Cast in Courtlight can be considered the Barrani book of the series, as most of the plot takes place in the High Halls, the home of the Barrani caste court. Barrani, remember, are kind of like elves. They are immortal and beautiful and make us humans feel grubby just by standing next to us.
Which makes things rather awkward when Kaylin has to go. To properly illustrate this, here’s an exchange right out of the book:
“You’ve never spent much time around real nobles, have you?”
“They don’t let me.”
“I can’t imagine why.”
There’s a lot of good quotes in this series, let me tell you. And, as per my usual, I tend to share them with friends. One expressed interest in knowing more about the series. Which then offered the challenge of summarizing Elantra in one sentence with no spoilers. So I told her “It’s fantasy and it’s sort of epic except the main character is too down-to-earth for her settings most of the time.”
So far, the series has only begun to touch upon those potentially world-ending points which qualify as “epic.” Oh sure, there was a fight with a Dragon last book. And yes, there’s the leoswuld in this book as the rulership of the High Halls undergoes a change. Trust me when I say this is only the beginning. I’ve only finished two (and a half) out of eleven (and a half) books in the series.
It’s actually something of a challenge to talk about these books one at a time, because when I think back on Elantra as a whole, I have a hard time distinguishing one book from another, and don’t ask me to name them all because I really can’t. Not simply because they all start with Cast in but because they flow so smoothly together. At most, there’s a few weeks between the end of one book and the start of the next. (I’m not including the novella in this because that is it’s own thing.) Unlike Safehold, Elantra books are light and easy reads. Not to mention full of hilarity created entirely by context and witty writing. There are no slogs here, no books that I suffer to get through and beat my head against a wall to finish. You may have noticed how rapidly I’ve been plowing through them and this is completely normal for this type of series.

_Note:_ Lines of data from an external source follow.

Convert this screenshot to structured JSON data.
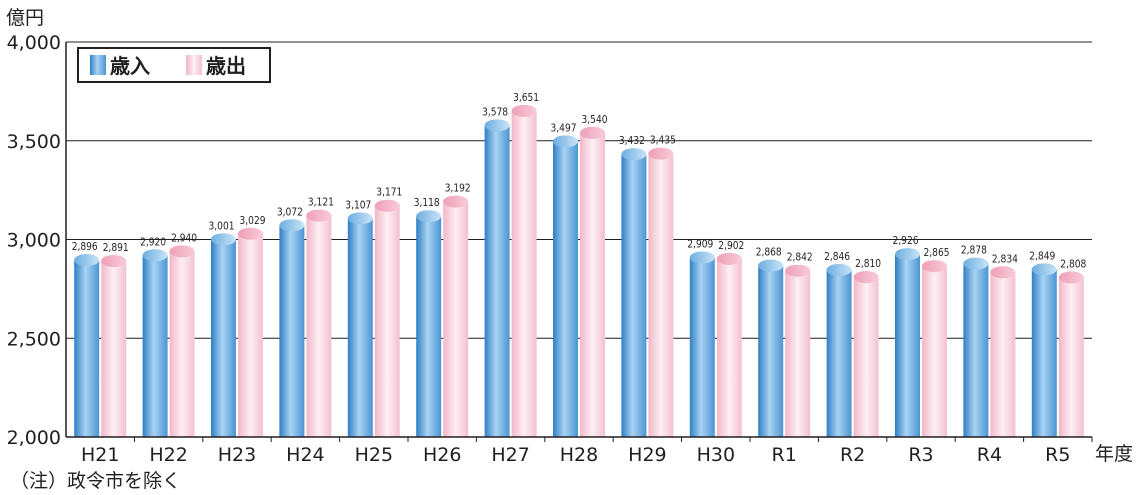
{
  "chart_data": {
    "type": "bar",
    "title": "",
    "ylabel": "億円",
    "xlabel": "年度",
    "ylim": [
      2000,
      4000
    ],
    "yticks": [
      "2,000",
      "2,500",
      "3,000",
      "3,500",
      "4,000"
    ],
    "ytick_values": [
      2000,
      2500,
      3000,
      3500,
      4000
    ],
    "grid": true,
    "legend_position": "top-left",
    "categories": [
      "H21",
      "H22",
      "H23",
      "H24",
      "H25",
      "H26",
      "H27",
      "H28",
      "H29",
      "H30",
      "R1",
      "R2",
      "R3",
      "R4",
      "R5"
    ],
    "series": [
      {
        "name": "歳入",
        "values": [
          2896,
          2920,
          3001,
          3072,
          3107,
          3118,
          3578,
          3497,
          3432,
          2909,
          2868,
          2846,
          2926,
          2878,
          2849
        ],
        "labels": [
          "2,896",
          "2,920",
          "3,001",
          "3,072",
          "3,107",
          "3,118",
          "3,578",
          "3,497",
          "3,432",
          "2,909",
          "2,868",
          "2,846",
          "2,926",
          "2,878",
          "2,849"
        ],
        "color": "#5b9fd6"
      },
      {
        "name": "歳出",
        "values": [
          2891,
          2940,
          3029,
          3121,
          3171,
          3192,
          3651,
          3540,
          3435,
          2902,
          2842,
          2810,
          2865,
          2834,
          2808
        ],
        "labels": [
          "2,891",
          "2,940",
          "3,029",
          "3,121",
          "3,171",
          "3,192",
          "3,651",
          "3,540",
          "3,435",
          "2,902",
          "2,842",
          "2,810",
          "2,865",
          "2,834",
          "2,808"
        ],
        "color": "#f2b6c8"
      }
    ]
  },
  "note": "（注）政令市を除く"
}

Like Safehold, this series is a set, and it’s very difficult to read just one random book for the same reason that I can’t easily remember if we talk to the Oracles in book three, book six, or some other number. Of course, once a character or concept is introduced, we do tend to revisit it. Sagara is a good author in that she introduces these ideas and people early on, and then builds them into main characters and plot points in subsequent volumes. Add her propensity to focus each book on a different species, element, or part of life, and we get in-depth studies on a subject while the rest of the world does go on.
Right now, the world is going on without my reading. Obviously I should stop typing now, and get back to that.